How Levy’s descriptions match the plainness of Dickens’ Great Expectations

While reading Reuben Sachs, I was impressed by the way that the text was easy to read yet said a lot. This simple, straight-forward way of writing can also be seen in Dickens’ text. Although Dickens’ texts often implemented anti-semitic language and concepts, and Amy Levy’s text is a progressive and representative text that portrays Jews as everyday people and not the cartoonish stereotypes commonly seen in Victorian literature, I did notice that there was a general similarity between the diction of both of their works.
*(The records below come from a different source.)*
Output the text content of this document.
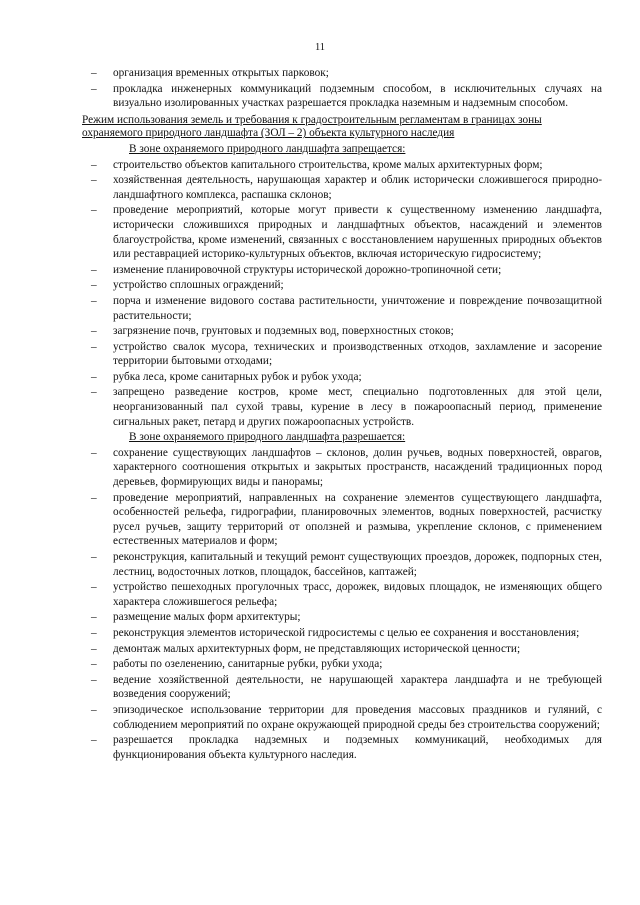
11
– организация временных открытых парковок;
– прокладка инженерных коммуникаций подземным способом, в исключительных случаях на визуально изолированных участках разрешается прокладка наземным и надземным способом.
Режим использования земель и требования к градостроительным регламентам в границах зоны охраняемого природного ландшафта (ЗОЛ – 2) объекта культурного наследия
В зоне охраняемого природного ландшафта запрещается:
– строительство объектов капитального строительства, кроме малых архитектурных форм;
– хозяйственная деятельность, нарушающая характер и облик исторически сложившегося природно-ландшафтного комплекса, распашка склонов;
– проведение мероприятий, которые могут привести к существенному изменению ландшафта, исторически сложившихся природных и ландшафтных объектов, насаждений и элементов благоустройства, кроме изменений, связанных с восстановлением нарушенных природных объектов или реставрацией историко-культурных объектов, включая историческую гидросистему;
– изменение планировочной структуры исторической дорожно-тропиночной сети;
– устройство сплошных ограждений;
– порча и изменение видового состава растительности, уничтожение и повреждение почвозащитной растительности;
– загрязнение почв, грунтовых и подземных вод, поверхностных стоков;
– устройство свалок мусора, технических и производственных отходов, захламление и засорение территории бытовыми отходами;
– рубка леса, кроме санитарных рубок и рубок ухода;
– запрещено разведение костров, кроме мест, специально подготовленных для этой цели, неорганизованный пал сухой травы, курение в лесу в пожароопасный период, применение сигнальных ракет, петард и других пожароопасных устройств.
В зоне охраняемого природного ландшафта разрешается:
– сохранение существующих ландшафтов – склонов, долин ручьев, водных поверхностей, оврагов, характерного соотношения открытых и закрытых пространств, насаждений традиционных пород деревьев, формирующих виды и панорамы;
– проведение мероприятий, направленных на сохранение элементов существующего ландшафта, особенностей рельефа, гидрографии, планировочных элементов, водных поверхностей, расчистку русел ручьев, защиту территорий от оползней и размыва, укрепление склонов, с применением естественных материалов и форм;
– реконструкция, капитальный и текущий ремонт существующих проездов, дорожек, подпорных стен, лестниц, водосточных лотков, площадок, бассейнов, каптажей;
– устройство пешеходных прогулочных трасс, дорожек, видовых площадок, не изменяющих общего характера сложившегося рельефа;
– размещение малых форм архитектуры;
– реконструкция элементов исторической гидросистемы с целью ее сохранения и восстановления;
– демонтаж малых архитектурных форм, не представляющих исторической ценности;
– работы по озеленению, санитарные рубки, рубки ухода;
– ведение хозяйственной деятельности, не нарушающей характера ландшафта и не требующей возведения сооружений;
– эпизодическое использование территории для проведения массовых праздников и гуляний, с соблюдением мероприятий по охране окружающей природной среды без строительства сооружений;
– разрешается прокладка надземных и подземных коммуникаций, необходимых для функционирования объекта культурного наследия.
For example, when describing Reuben’s arrival, Levy writes, “”Lionel! Sydney!” protested their mother faintly after the boys seemed to take all sorts of liberties with the new arrivals.” By being straightforward and direct with what is going on in the text, Levy is able to make it more dramatic because her implications are not ambiguous. It is obvious that Mrs. Leuineger is angry from her descriptions. In a similar way, Great Expectations benefited from Dickens’ directness, specifically in chapter 6, when Pip thinks, “In a word, I was too cowardly to do what I knew to be right, as I had been too cowardly to avoid doing what I knew to be wrong.” Dickens does not implement any fancy words when describing Pip’s fear of losing Joe’s confidence. He writes the emotions that Pip is feeling confidently and precisely.